E-projects march on

The five White House e-government initiatives the Office of Personnel Management is managing

The Enterprise Human Resources Integration Project is one of five White House e-government initiatives the Office of Personnel Management is managing.

In late June, OPM hired two senior procurement officials to increase the office's capacity for acquiring the new online capabilities and to bolster its expertise in areas such as outsourcing.

Corey Rindner, who joins OPM from the Treasury Department, will be in charge of procurement in OPM's Management Division. Kay Thayer Ely, a former

Office of Federal Procurement Policy senior executive, joins OPM from consulting firm Acquisition Solutions Inc. She will manage the e-government procurements and advise on competitive sourcing policy.

The other four initiatives are at varying stages of development:

* The e-Training program is developing a Web portal that provides one-stop access to training and information about training for federal employees. More than 50,000 users have registered with the site, www.golearn.gov, and users have completed 24,000 courses. OPM is migrating users of the Transportation Virtual University to the consolidated site and will add more courses and capabilities at the end of July.

* E-Clearance is supposed to streamline and improve the security clearance process, which suffers from enormous backlogs. Paper applications for security clearances will be replaced with an online form that can be updated and re-submitted easily. Documents related to prior security investigations are being imaged for ready retrieval. Defense and civilian clearance records are being linked. The upshot is that much duplicative effort will be eliminated. The online form is in the final testing phase.

* Recruitment One-Stop calls for outsourcing and enhancing the USA Jobs Web site over the remainder of this fiscal year. A General Accounting Office decision in April, upholding a bid protest over the selection of the contractor to operate the upgraded site, appears to have had little effect on the project. Asked about the situation, an OPM spokesman would say only "it remains a pending legal matter." He said the project had recently reached a major milestone in its development but would not provide specifics.

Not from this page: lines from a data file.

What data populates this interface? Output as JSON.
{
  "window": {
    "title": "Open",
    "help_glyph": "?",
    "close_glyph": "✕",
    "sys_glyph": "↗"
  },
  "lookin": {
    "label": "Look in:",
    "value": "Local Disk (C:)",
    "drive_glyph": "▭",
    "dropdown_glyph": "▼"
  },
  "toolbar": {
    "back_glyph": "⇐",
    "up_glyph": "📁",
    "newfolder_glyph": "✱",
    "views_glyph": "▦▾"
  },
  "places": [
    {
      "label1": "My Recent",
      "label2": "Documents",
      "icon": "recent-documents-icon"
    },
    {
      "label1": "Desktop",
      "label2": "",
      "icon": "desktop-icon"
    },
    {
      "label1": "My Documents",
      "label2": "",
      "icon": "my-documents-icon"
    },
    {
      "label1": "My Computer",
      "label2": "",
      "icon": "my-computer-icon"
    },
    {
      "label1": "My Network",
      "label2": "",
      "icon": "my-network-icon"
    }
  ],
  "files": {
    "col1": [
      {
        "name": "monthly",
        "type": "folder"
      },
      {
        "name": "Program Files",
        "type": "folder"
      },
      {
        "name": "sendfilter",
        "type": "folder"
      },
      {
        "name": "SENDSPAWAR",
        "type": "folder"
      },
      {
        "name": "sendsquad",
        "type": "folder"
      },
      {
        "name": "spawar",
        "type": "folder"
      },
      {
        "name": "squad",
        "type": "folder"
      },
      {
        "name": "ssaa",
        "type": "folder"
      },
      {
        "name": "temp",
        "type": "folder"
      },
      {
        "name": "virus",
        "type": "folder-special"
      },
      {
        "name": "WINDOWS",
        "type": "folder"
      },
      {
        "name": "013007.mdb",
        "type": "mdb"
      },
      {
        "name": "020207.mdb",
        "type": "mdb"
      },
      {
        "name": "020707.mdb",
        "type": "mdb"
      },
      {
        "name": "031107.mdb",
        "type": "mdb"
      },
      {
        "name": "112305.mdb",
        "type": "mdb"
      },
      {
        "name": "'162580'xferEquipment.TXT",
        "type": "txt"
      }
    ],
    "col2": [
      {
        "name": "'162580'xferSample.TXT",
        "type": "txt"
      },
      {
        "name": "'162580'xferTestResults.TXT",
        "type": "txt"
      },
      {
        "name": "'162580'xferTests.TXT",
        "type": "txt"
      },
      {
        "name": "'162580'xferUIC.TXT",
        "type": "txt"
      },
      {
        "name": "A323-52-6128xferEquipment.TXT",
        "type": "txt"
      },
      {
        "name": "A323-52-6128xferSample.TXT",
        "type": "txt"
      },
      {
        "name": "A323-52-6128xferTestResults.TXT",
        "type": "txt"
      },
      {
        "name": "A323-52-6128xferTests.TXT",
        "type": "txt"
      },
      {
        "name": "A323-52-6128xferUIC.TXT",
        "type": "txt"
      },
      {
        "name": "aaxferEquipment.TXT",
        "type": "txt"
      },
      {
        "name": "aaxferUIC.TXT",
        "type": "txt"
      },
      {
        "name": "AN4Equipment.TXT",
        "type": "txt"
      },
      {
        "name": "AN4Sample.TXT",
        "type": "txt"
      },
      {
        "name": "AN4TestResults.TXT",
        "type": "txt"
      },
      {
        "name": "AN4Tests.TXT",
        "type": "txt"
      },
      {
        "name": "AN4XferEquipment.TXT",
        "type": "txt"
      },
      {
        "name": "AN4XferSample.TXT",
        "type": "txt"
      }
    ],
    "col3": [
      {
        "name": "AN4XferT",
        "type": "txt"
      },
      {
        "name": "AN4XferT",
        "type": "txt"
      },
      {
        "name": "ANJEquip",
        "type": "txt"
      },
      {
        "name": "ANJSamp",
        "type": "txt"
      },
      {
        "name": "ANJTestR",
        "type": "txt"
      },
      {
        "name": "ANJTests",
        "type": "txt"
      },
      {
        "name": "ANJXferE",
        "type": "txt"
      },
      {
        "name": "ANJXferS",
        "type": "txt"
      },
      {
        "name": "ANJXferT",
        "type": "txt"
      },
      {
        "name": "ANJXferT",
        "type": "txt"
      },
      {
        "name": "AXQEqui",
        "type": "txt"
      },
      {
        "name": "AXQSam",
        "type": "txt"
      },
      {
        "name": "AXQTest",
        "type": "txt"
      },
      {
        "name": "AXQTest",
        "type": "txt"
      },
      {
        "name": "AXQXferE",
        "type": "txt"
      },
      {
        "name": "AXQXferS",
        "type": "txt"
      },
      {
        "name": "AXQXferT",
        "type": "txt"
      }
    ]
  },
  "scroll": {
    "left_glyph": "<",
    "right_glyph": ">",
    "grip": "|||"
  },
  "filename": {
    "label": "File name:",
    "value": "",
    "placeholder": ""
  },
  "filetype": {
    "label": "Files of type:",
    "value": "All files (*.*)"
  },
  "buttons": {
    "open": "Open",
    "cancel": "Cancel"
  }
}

* E-Payroll will consolidate 22 federal payroll systems, standardizing policies and procedures across agencies. From the 22 existing payroll providers, four agencies have been selected to provide payroll services: the Defense Finance and Accounting Service (DFAS), the General Services Administration, the Agriculture Department's National Finance Center (NFC) and the Interior Department's National Business Center (NBC). DFAS and GSA have been asked to form one partnership, and NFC and NBC have been asked to form another. Agencies are beginning to migrate their payroll processing to one provider or the other.